Otis, which struck Mexico Wednesday as a Category 5 storm, flooded streets, ripped roofs off homes and hotels, submerged cars and cut communications, road and air access, leaving a trail of wreckage across Acapulco, a city of nearly 900,000.
Four people are still missing, the government said.
“What Acapulco suffered was really disastrous,” President Andres Manuel Lopez Obrador told a press conference in Mexico City tallying the damage from the storm, which ripped into southern Mexico with winds of 165 miles per hour (266 kph).
Otis, which intensified unexpectedly rapidly off the Pacific coast, was so powerful it tore large trees up by the roots, scattering debris all over Acapulco.
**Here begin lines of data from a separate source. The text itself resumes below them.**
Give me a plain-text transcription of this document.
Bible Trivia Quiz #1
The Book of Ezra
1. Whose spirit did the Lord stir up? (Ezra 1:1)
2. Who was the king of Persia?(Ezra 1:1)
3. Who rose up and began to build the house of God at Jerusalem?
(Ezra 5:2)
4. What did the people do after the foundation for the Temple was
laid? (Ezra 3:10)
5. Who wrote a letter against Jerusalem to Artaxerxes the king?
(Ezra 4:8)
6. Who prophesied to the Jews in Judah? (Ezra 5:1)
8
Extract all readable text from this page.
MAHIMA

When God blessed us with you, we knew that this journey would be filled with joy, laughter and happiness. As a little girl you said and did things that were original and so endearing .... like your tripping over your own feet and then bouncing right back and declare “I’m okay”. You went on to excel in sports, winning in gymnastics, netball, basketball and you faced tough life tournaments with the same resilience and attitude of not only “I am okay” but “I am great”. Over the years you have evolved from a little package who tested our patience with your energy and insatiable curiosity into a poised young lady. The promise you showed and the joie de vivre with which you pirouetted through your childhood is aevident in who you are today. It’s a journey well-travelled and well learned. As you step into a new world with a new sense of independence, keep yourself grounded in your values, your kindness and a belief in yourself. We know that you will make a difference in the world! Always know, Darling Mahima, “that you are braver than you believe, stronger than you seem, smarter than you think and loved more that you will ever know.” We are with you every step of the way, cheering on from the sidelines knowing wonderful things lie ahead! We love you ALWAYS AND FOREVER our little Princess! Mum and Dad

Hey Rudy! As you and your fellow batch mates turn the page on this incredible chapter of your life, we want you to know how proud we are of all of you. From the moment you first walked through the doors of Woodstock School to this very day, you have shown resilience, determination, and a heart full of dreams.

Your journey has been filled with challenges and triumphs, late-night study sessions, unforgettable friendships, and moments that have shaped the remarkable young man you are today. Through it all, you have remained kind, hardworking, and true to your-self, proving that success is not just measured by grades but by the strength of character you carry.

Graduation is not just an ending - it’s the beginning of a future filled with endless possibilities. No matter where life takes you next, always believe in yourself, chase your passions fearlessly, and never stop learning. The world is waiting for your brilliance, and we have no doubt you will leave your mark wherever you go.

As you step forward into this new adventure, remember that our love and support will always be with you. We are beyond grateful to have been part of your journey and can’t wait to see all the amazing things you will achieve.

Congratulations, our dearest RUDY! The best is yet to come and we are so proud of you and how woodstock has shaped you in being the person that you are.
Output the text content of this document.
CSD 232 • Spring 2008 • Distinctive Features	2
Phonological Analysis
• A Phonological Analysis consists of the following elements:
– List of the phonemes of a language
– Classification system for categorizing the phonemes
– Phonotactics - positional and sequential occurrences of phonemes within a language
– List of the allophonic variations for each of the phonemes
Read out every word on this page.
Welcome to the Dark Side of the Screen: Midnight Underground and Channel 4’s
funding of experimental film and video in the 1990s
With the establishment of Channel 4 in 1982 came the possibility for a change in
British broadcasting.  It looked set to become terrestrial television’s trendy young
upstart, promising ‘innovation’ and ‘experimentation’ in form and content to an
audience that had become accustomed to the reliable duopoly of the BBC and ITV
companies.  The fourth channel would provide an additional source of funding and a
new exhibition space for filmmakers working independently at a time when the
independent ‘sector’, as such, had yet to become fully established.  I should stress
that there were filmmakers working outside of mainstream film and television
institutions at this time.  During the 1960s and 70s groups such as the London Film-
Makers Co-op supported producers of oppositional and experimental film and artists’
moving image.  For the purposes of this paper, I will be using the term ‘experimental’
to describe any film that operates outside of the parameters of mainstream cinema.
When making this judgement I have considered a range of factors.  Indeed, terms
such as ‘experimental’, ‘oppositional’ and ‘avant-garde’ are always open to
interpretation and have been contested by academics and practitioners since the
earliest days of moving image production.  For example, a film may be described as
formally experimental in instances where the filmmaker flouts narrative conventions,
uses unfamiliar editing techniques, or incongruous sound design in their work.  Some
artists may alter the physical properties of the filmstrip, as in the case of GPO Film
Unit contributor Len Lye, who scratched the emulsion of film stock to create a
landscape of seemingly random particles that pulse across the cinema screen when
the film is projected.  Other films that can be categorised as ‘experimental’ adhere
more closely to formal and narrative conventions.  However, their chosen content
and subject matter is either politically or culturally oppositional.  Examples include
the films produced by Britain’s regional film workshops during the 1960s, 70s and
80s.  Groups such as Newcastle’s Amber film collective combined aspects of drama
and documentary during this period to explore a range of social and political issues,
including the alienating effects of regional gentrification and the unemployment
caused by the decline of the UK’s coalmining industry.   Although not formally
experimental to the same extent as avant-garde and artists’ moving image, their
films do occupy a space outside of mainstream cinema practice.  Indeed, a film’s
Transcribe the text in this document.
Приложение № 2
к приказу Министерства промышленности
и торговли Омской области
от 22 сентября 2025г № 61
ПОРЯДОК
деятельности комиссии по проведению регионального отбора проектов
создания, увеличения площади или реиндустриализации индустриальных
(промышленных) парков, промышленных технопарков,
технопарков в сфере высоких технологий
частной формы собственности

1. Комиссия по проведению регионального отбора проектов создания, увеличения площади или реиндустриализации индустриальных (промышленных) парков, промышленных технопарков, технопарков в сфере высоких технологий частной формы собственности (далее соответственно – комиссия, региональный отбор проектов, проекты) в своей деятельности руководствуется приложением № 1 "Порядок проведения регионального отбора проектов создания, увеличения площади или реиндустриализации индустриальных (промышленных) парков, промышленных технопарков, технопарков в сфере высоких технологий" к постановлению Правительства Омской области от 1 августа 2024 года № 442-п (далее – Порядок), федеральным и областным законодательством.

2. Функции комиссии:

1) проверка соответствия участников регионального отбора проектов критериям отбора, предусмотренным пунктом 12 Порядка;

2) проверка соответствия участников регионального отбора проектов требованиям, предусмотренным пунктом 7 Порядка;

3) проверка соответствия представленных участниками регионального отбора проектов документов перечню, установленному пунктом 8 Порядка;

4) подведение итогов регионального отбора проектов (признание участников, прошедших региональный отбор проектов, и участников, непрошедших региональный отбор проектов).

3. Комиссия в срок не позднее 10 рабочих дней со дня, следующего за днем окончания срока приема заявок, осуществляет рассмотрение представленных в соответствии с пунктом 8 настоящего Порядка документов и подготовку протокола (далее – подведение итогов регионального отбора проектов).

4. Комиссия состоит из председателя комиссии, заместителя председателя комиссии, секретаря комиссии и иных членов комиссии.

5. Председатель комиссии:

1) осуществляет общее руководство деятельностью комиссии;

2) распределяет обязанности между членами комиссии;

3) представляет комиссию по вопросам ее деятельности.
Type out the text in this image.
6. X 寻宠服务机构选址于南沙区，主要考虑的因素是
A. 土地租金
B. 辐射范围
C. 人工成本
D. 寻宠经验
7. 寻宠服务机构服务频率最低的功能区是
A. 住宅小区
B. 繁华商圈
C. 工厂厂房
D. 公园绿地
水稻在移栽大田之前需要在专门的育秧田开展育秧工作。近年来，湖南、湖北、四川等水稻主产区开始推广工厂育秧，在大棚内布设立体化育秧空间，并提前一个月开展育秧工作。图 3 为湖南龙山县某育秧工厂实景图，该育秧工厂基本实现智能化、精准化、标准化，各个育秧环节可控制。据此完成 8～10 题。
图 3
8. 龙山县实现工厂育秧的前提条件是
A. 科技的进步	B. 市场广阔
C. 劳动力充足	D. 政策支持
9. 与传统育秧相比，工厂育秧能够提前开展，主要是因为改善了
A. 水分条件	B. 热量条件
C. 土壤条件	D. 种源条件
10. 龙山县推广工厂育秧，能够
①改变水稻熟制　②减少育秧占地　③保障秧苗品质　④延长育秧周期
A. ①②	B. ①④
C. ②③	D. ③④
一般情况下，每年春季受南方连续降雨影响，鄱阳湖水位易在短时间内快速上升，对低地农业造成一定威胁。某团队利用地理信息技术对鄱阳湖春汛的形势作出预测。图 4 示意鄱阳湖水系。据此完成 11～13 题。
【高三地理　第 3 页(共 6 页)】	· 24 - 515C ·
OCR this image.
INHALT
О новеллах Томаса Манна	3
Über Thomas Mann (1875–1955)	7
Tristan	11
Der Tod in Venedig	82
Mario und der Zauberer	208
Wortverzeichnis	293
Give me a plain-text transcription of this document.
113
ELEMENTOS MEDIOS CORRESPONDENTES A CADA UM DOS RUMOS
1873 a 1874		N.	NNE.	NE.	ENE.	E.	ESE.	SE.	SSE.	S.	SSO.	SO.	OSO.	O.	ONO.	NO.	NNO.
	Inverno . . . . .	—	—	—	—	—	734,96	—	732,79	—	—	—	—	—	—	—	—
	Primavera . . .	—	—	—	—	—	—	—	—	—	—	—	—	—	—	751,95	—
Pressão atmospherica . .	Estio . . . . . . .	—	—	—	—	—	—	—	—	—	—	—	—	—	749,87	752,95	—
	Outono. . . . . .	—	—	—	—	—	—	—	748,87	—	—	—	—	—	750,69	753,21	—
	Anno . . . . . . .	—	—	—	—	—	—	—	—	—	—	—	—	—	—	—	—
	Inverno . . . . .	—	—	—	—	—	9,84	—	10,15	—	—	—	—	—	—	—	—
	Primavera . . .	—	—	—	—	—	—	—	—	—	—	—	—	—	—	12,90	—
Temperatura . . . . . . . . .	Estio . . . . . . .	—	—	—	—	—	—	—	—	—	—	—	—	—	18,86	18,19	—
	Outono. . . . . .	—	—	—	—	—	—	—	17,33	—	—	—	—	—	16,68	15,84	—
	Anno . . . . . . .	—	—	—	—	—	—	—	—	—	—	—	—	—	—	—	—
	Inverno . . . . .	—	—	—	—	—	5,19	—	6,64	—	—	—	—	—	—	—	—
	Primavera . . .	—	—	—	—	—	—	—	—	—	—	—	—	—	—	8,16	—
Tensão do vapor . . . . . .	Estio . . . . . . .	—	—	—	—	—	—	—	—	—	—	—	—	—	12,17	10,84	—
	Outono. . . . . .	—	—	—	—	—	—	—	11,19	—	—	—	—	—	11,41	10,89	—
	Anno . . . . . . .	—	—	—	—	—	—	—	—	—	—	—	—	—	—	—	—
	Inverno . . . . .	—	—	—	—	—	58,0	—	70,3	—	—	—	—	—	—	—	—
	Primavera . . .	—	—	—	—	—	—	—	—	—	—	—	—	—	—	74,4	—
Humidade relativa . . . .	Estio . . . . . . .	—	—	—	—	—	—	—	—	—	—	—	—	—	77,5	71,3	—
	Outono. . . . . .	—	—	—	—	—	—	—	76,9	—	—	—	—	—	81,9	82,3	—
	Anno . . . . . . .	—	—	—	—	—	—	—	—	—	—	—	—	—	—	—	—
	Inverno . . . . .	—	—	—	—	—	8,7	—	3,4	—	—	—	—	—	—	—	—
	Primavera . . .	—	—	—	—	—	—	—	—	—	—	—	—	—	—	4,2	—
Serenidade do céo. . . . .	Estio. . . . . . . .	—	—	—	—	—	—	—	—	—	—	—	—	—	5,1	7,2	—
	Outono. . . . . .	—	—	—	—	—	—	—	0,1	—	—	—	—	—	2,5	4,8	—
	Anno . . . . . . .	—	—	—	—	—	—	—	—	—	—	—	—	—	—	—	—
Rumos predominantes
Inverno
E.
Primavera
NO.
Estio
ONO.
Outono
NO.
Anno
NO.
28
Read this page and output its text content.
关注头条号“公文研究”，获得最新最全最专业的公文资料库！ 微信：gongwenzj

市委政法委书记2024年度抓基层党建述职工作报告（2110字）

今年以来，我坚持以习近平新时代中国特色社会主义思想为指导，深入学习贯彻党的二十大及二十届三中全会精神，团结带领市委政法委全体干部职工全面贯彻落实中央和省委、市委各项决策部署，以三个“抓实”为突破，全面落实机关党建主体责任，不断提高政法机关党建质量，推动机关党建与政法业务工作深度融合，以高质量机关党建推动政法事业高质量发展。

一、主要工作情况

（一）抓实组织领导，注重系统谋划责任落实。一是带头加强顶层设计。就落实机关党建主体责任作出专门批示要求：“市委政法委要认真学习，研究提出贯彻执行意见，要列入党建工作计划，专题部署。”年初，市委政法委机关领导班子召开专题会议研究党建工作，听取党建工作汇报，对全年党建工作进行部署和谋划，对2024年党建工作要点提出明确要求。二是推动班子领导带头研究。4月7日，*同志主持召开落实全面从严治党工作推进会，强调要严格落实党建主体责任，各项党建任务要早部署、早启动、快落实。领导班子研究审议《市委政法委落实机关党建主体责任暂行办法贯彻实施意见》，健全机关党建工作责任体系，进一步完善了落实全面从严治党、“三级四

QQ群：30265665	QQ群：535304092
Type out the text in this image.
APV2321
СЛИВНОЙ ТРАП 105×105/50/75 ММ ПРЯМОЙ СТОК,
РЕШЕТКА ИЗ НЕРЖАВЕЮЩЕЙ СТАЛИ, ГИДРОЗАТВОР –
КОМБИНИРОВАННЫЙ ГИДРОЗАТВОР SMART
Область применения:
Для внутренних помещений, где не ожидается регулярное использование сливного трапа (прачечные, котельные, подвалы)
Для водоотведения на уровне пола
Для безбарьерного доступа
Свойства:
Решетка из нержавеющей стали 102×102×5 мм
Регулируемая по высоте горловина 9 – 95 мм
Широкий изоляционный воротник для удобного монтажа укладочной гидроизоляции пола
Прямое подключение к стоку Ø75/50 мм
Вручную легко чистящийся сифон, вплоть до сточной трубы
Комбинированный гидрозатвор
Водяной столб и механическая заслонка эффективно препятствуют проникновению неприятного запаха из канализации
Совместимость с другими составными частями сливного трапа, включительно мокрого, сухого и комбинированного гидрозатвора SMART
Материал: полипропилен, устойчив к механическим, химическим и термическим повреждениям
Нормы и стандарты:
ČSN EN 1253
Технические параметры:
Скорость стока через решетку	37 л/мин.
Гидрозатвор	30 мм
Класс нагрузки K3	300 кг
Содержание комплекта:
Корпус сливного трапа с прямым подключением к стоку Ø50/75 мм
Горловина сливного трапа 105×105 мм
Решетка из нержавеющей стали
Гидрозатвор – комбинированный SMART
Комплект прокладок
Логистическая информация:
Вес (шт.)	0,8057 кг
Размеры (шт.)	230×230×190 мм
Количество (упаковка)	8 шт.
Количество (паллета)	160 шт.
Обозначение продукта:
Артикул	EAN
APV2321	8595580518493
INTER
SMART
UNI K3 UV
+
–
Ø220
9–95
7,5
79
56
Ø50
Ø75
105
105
It flooded hospitals, and hundreds of patients had to be evacuated to safer areas.
Erik Lozoya, a professional magician, said he endured “three hours of terror” with his wife and two baby daughters in an Acapulco hotel room as the hurricane smashed through the windows and swept through the building with a deafening intensity.
“It literally felt as though our ears were going to explode,” said the 26-year-old Lozoya, who barricaded himself in a bathroom with his family and four others. “We saw mattresses, water tanks flying. The ceiling began to cave in.”
The family left the bathroom, but the eighth-floor room soon began to flood, and Lozoya had to stand carrying his daughters with water up to his ankles for two hours because the wind was so strong they could not open the door to get out.
The hurricane peeled off sections of buildings in downtown Acapulco. Some Mexican media posted videos of looting in the city. Reuters could not immediately confirm their veracity.
The government has so far not estimated the cost of Otis, but Enki Research, which tracks tropical storms and models the cost of their damage, saw it “likely approaching $15 billion.”
The people still missing are believed to be members of the navy, said Lopez Obrador, who went to Acapulco on Wednesday by road, changing his vehicle more than once as the storm caused him hold-ups, according to pictures published on social media.
One showed him sitting in a military jeep stuck in mud.
On Thursday afternoon, the government said the air traffic control tower of Acapulco’s international airport was up and running again and that an air bridge enabling tourists to reach Mexico City would be operating from Friday.